My colleague Nicolai has already described the exact insights precisely in his blogpost. Even if cookie tracking does not disappear overnight, new ways have to be found. Merkle's paper provides interesting food for thought. I would like to summarize them here as well. A little spoiler: There is no simple and uniform solution.

The models of data measurement are changing.

One way to measure data without cookies and more importantly  without creating data silos is to use the following steps. This variant consists of two basic steps. The first and most important step is to develop a KPI framework. In this framework the most important KPIs have to be mapped, as simple and consistent as possible. The framework should be aligned with the goals of the marketing activities and relate the various KPIS to each other. Merkle recommends creating a performance score to calculate the degree of optimization of the measures. This is a good possibility; Google, for example, also specifies such a performance score in the Google Ads account. In my opinion, however, it does not necessarily have to be a performance score, one can be quite creative here. There is simply not only one right solution. The data for this must be transferred from the various tools into the framework.

Step two is to create a framework that leads through the funnel. Here, metrics that map the customer's behavior must be matched with the KPIs created in the first step. This is the only way to really evaluate the behavior and put it into a wider context.

Typically, these two steps require the combination of several methods of data measurement, such as cross channel attribution and platform-specific conversion tracking. These are also described in much more detail in the Merkle Paper. This is the only way to evaluate data across channels and put it into a larger context. In addition, the data blocks that serve as the basis for such frameworks already exist frequently in companies. Many companies already use tools from the big players such as Google, Facebook or Amazon and only need to bring this data into the right form.

Another way to access data and get exciting insights is to use so-called "data clean rooms". In such "rooms" various parties and companies can contribute data to share the insights gained without disclosing the raw data. However, this solution is highly dependent on the providers of such data clean rooms. The advantage is definitely that you can better assess your data and the data is more representative. We also see these CDPs as an essential component for obtaining valid data in the future. From our point of view they will become more and more relevant in the future to measure data efficiently even without cookies.

Testing is the key to success.

Once you have found a good structure to collect and store data, it's time to optimize the campaign, where testing is essential. If you make mistakes during testing, all the concepts you have designed before to collect data properly are of no use. For example, it makes no sense to test a paid social campaign and a paid brand search campaign in the same region at the same time. This way you can't really understand the effects of the respective test and you basically falsify your data. It is important to develop a mindset to take such things into account in order to guarantee the long-term success of the campaigns.
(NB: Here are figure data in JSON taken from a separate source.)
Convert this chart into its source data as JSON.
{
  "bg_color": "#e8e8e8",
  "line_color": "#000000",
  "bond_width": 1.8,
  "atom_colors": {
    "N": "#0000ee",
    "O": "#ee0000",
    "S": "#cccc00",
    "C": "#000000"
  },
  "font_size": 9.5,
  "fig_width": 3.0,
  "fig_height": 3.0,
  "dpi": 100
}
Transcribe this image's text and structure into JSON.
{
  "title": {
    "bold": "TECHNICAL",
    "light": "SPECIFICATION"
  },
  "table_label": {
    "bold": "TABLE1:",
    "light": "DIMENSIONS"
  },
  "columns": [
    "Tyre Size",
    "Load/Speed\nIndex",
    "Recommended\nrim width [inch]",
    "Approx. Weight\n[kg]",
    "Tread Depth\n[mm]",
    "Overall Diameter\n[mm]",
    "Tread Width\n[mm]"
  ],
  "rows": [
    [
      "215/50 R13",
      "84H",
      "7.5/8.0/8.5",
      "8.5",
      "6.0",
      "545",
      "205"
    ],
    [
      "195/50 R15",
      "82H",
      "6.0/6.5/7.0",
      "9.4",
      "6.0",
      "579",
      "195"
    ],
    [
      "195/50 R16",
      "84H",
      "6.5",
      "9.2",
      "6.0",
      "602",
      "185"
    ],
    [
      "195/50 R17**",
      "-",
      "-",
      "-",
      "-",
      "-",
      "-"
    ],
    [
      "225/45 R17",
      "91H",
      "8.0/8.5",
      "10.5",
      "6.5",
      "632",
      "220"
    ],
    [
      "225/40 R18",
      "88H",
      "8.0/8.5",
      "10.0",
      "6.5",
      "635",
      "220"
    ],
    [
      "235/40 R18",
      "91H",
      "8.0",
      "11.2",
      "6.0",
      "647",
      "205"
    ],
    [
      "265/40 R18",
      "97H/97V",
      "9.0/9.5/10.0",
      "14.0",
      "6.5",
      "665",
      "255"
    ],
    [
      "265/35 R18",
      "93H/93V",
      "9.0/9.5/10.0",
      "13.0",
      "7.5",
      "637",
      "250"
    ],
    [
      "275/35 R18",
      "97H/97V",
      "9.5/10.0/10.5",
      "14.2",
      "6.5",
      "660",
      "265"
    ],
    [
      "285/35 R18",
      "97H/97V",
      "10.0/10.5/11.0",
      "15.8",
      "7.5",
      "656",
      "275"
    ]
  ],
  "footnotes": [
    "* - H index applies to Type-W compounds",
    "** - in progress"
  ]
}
Errors in testing campaigns can also have a negative effect on your data

Structures and precise planning lead to success.

In conclusion, measuring, understanding and evaluating data is not easy. Especially with the prospect to realize this without cookies, it does not make it easier. But with exact structures and good planning, such as KPI frameworks or "Data Clean Rooms", this is not impossible. It is possible to collect data in a sustainable way and to lay the foundation for a good evaluation. Nevertheless, testing should not be underestimated. Only with the right approach can one draw the right conclusions and use data sustainably without distorting it.